Thursday, June 30, 2005

WASHINGTON -- When seniors feel the impact of the prescription drug benefit hustled into law by the MMA, a chorus of dissatisfaction should open a door to legislative remedies for HME suppliers, Congressman Mike Ross, D-Ark, told AAHomecare legislative conference attendees last month.
Ross, who owns a pharmacy and home medical equipment supply business in Arkansas, said seniors would begin to rebel against provisions of the MMA after they realize that Medicare will only pay 30% of the first $5,100 they spend on drugs.
Under the drug plan that goes into effect Jan. 1, 2006, seniors will pay a $35-$50 monthly co-pay. After a $250 deductible, Medicare will cover 75% of all drug costs until a beneficiary has paid $2,250. After a beneficiary pays $2,250 he will have to pay 100% of his drug costs, as well as the co-pay, until he reaches the next threshold of coverage at the $5,100 mark.
"It was a bad bill then, and it's a bad bill now," Ross said.
Ross expects legislative action to commence as soon as seniors feel the real-life pinch of these new provisions. And that's when the industry will have its next best chance to redress competitive bidding, a provision that the Congressman lambasted as "the dumbest thing I ever heard of in my life."
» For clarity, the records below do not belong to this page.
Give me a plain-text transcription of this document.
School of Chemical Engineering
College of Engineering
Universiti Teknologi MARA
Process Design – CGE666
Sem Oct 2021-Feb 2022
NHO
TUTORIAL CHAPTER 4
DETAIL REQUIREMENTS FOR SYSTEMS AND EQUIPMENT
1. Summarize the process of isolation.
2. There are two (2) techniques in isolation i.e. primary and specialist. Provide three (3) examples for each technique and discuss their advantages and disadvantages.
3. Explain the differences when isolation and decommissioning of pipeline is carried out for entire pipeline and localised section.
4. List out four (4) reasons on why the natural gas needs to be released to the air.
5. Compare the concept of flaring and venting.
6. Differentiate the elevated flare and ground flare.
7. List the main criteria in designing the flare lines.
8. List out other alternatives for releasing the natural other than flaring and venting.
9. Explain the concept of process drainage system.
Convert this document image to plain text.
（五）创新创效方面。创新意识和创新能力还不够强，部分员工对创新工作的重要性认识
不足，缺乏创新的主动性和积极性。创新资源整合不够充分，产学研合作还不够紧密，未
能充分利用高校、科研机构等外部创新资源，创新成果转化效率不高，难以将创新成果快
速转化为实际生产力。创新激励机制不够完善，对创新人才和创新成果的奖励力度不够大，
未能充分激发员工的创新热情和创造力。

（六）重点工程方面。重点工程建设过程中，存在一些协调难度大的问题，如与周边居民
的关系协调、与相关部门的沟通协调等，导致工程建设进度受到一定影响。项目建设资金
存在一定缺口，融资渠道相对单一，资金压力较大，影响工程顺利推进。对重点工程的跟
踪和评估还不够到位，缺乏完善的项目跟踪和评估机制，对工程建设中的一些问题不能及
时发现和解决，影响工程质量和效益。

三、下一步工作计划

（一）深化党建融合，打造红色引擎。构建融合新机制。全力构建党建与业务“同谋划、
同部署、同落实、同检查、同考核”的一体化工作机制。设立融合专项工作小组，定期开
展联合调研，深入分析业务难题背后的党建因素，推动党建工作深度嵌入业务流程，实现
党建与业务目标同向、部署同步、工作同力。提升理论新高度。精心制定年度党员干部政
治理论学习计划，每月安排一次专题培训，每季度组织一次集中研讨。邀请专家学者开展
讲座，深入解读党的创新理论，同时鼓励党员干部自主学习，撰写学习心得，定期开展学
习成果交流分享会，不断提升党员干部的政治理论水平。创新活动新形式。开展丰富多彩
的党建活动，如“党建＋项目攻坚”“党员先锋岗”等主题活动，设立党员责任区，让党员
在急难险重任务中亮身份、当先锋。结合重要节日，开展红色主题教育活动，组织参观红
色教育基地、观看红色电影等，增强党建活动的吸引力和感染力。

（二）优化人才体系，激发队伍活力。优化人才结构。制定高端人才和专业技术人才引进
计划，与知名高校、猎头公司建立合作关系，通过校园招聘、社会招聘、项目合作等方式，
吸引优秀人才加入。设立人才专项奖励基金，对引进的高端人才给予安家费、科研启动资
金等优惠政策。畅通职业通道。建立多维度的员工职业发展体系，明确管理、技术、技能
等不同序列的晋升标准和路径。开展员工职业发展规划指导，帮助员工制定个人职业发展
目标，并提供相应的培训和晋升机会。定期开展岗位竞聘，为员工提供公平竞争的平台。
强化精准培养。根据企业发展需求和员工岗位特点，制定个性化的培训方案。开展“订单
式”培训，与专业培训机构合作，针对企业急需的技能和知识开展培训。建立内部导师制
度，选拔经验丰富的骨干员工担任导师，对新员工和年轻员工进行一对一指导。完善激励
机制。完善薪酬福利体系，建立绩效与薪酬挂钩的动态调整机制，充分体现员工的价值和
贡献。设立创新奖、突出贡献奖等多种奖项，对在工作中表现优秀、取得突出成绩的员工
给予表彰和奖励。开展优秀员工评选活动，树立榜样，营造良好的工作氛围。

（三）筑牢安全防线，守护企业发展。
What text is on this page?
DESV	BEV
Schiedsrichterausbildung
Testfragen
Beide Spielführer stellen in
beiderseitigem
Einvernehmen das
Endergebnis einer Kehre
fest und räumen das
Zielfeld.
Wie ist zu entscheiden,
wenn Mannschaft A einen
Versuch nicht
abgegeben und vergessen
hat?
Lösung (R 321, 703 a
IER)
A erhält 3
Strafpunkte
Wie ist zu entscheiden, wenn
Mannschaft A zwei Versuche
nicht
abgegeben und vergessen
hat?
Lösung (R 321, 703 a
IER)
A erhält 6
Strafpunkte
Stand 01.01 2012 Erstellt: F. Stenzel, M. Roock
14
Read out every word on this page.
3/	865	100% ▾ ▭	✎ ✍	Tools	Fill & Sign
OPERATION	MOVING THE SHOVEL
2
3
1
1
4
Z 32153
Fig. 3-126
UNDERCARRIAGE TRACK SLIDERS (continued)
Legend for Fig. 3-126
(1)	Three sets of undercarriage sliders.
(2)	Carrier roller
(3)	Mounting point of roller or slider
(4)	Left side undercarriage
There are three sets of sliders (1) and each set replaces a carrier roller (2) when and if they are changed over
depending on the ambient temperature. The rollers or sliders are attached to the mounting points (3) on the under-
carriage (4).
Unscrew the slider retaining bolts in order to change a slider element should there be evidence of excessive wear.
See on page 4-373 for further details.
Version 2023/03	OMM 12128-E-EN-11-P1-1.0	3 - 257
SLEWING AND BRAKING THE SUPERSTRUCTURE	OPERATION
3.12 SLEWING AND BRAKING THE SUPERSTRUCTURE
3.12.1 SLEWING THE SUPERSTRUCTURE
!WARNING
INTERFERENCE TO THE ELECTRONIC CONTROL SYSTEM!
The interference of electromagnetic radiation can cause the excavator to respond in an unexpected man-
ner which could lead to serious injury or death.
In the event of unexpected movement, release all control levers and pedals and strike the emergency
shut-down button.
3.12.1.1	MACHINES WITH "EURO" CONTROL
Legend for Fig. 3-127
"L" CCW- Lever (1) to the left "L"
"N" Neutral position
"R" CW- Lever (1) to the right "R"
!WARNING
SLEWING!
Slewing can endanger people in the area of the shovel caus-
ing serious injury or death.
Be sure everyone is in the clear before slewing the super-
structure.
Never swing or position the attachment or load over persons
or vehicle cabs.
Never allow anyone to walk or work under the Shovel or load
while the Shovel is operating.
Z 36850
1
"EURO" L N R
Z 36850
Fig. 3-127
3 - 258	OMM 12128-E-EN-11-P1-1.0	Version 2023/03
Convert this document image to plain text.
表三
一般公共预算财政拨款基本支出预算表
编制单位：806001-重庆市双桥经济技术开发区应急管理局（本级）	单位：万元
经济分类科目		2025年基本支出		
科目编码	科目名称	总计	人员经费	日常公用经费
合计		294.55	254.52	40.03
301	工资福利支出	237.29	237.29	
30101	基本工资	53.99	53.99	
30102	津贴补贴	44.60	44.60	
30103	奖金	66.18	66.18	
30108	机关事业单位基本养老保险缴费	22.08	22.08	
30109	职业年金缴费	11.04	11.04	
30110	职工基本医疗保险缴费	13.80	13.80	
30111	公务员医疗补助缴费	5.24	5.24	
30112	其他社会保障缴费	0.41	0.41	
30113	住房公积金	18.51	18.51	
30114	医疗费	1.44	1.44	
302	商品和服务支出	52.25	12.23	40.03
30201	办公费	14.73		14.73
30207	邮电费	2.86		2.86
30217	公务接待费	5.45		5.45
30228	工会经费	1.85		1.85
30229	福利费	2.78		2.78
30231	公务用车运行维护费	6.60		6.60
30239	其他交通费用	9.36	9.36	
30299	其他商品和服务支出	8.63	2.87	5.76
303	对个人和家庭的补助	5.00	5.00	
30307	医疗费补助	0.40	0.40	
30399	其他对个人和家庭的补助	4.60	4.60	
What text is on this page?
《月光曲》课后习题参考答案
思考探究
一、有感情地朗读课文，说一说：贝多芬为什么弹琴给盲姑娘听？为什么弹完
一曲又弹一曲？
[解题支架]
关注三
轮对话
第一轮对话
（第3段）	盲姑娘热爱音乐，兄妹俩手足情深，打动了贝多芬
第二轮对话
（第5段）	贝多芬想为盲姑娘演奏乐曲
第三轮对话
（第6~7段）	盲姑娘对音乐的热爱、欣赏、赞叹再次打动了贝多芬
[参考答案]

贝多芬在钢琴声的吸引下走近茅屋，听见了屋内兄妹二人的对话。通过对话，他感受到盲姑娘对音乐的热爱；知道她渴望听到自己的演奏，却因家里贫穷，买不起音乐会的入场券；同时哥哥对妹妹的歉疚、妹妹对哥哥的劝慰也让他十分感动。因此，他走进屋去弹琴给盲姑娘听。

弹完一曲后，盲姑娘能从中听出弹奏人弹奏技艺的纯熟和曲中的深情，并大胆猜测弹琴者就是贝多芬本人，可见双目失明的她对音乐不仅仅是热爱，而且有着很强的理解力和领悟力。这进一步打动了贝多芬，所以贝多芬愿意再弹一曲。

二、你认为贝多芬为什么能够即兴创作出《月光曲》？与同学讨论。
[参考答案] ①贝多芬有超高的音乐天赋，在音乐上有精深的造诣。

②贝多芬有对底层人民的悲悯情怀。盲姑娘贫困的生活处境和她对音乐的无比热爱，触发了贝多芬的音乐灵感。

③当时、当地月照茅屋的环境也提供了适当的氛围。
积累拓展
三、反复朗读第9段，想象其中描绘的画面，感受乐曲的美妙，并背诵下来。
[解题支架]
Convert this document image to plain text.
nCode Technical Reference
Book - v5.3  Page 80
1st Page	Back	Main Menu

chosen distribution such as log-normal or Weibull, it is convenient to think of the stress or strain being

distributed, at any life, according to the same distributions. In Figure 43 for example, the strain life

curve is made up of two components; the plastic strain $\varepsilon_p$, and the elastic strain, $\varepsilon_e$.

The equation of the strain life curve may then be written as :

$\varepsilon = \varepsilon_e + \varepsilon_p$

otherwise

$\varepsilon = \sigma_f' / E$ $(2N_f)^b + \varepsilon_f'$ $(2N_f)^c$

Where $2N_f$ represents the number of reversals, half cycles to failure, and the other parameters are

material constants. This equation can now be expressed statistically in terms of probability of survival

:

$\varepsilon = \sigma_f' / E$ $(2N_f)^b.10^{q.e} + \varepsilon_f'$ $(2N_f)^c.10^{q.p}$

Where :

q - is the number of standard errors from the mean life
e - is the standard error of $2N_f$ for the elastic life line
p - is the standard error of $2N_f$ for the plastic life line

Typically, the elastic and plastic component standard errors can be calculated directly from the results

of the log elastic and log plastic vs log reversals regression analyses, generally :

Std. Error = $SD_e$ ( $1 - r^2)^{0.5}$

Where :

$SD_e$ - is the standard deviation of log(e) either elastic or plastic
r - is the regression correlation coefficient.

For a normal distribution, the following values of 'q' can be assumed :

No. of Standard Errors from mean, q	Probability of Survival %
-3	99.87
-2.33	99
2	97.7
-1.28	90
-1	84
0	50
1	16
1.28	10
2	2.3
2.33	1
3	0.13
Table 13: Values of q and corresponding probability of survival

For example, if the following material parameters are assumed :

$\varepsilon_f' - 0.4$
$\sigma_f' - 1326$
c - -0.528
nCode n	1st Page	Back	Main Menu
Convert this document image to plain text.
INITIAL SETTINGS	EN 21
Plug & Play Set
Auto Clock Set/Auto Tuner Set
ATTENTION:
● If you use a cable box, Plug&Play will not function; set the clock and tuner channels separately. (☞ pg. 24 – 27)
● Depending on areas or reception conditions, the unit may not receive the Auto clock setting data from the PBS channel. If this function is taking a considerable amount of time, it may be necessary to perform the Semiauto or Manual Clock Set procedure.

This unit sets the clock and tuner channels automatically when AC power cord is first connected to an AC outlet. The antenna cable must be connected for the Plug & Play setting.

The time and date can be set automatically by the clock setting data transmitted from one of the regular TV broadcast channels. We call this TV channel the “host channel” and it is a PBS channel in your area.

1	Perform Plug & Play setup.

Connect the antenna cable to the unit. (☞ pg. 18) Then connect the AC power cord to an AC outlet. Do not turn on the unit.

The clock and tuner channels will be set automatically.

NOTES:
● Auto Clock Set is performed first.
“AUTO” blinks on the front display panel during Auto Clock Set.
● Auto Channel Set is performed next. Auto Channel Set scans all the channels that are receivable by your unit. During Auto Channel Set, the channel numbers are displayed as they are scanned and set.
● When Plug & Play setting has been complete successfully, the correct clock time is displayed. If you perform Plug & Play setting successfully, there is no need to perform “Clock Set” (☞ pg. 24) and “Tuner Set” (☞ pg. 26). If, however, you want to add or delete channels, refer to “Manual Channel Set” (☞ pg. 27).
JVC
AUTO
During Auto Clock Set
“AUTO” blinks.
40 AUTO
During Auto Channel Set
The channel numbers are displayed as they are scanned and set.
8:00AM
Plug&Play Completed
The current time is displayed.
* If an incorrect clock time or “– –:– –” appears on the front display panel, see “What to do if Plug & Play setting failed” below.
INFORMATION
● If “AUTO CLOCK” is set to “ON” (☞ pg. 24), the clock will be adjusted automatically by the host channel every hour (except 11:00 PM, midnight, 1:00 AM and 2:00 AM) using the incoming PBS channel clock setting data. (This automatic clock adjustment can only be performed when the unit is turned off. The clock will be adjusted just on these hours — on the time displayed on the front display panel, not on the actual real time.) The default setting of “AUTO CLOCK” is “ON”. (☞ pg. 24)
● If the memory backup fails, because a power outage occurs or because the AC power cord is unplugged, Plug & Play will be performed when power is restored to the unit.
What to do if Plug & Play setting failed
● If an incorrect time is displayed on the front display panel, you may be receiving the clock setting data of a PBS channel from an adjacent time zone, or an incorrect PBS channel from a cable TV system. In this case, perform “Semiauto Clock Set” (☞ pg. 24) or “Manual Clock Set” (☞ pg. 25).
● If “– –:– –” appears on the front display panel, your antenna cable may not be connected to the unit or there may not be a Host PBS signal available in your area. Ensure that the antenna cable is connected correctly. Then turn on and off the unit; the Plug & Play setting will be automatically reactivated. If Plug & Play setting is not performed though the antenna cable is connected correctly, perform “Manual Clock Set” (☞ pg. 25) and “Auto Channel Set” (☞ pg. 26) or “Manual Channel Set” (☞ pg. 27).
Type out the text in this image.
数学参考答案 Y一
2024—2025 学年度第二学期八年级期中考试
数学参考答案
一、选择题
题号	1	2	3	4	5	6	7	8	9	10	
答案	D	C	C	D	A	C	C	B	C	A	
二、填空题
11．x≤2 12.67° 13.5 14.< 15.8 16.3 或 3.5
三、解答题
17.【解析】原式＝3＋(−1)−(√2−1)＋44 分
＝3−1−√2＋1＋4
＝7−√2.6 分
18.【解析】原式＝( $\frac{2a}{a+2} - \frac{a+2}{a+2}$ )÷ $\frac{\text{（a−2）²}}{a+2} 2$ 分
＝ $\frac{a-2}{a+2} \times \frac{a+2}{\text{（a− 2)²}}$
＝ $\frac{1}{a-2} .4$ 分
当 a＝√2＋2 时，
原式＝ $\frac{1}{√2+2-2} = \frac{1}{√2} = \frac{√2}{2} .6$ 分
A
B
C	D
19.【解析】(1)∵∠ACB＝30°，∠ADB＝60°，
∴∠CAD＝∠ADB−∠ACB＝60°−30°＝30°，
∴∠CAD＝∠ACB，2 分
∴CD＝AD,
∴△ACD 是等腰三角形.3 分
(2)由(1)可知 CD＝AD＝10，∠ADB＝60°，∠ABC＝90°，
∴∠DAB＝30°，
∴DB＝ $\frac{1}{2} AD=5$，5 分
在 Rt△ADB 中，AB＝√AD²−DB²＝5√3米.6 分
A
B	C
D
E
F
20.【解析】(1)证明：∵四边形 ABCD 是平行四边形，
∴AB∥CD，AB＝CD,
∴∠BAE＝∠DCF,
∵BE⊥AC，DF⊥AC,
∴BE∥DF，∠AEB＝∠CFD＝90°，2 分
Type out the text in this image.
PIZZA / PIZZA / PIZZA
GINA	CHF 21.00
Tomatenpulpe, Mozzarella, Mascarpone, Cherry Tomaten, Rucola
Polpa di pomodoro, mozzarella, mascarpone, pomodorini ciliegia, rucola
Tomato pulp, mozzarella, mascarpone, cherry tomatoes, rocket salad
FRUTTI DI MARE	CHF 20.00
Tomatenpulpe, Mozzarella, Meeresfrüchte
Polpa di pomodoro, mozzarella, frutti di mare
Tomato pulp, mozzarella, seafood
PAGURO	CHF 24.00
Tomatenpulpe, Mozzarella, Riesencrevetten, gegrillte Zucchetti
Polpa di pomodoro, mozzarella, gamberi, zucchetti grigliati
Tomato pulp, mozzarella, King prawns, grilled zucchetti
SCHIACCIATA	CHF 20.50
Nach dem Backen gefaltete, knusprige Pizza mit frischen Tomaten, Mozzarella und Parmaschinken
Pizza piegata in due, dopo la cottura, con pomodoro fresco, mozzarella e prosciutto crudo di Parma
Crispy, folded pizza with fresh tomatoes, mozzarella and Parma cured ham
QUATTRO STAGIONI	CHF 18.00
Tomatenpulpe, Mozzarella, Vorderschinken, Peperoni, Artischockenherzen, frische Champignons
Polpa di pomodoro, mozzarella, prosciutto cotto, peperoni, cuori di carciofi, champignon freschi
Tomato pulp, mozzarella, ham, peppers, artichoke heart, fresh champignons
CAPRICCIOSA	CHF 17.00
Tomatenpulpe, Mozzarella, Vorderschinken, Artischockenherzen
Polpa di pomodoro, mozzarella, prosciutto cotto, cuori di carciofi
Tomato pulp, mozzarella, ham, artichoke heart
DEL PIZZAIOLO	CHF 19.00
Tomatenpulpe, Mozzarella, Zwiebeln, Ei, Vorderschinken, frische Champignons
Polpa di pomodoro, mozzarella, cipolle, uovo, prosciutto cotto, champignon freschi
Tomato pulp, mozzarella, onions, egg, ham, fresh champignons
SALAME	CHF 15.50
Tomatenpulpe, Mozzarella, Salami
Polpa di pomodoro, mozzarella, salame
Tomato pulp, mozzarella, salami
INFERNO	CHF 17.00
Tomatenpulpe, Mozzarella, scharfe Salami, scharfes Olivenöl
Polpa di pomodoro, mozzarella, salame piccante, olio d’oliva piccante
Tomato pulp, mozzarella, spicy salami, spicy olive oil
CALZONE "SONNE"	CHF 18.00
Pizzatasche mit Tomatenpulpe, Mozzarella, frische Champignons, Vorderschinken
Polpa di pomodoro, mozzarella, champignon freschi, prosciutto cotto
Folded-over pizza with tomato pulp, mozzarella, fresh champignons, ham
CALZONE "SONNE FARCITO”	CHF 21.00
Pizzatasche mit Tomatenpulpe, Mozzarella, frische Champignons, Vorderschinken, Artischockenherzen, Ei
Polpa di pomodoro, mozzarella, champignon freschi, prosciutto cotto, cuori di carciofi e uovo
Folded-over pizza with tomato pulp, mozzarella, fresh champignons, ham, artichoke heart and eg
As an HME supplier, Ross said, he feared the possibility of exclusion from the program if his business was not a successful bidder.
"Am I going to stay in business to serve [non-Medicare] patients if I don't get the bid?" he asked rhetorically.
Ross objected to Medicare's in-the-home rule, which he said "must be eliminated."
He also took issue with the rising healthcare costs in general. In his own district, he said, a company that employs 2,000 of his constituents was building a $1.6 billion plant in China and moving operations overseas because the costs of insuring employees was so high.
"We're the only government that puts the burden [of healthcare coverage] on the employer, and so these multi-national companies are looking to other countries where they don't have to pay for healthcare," Ross said.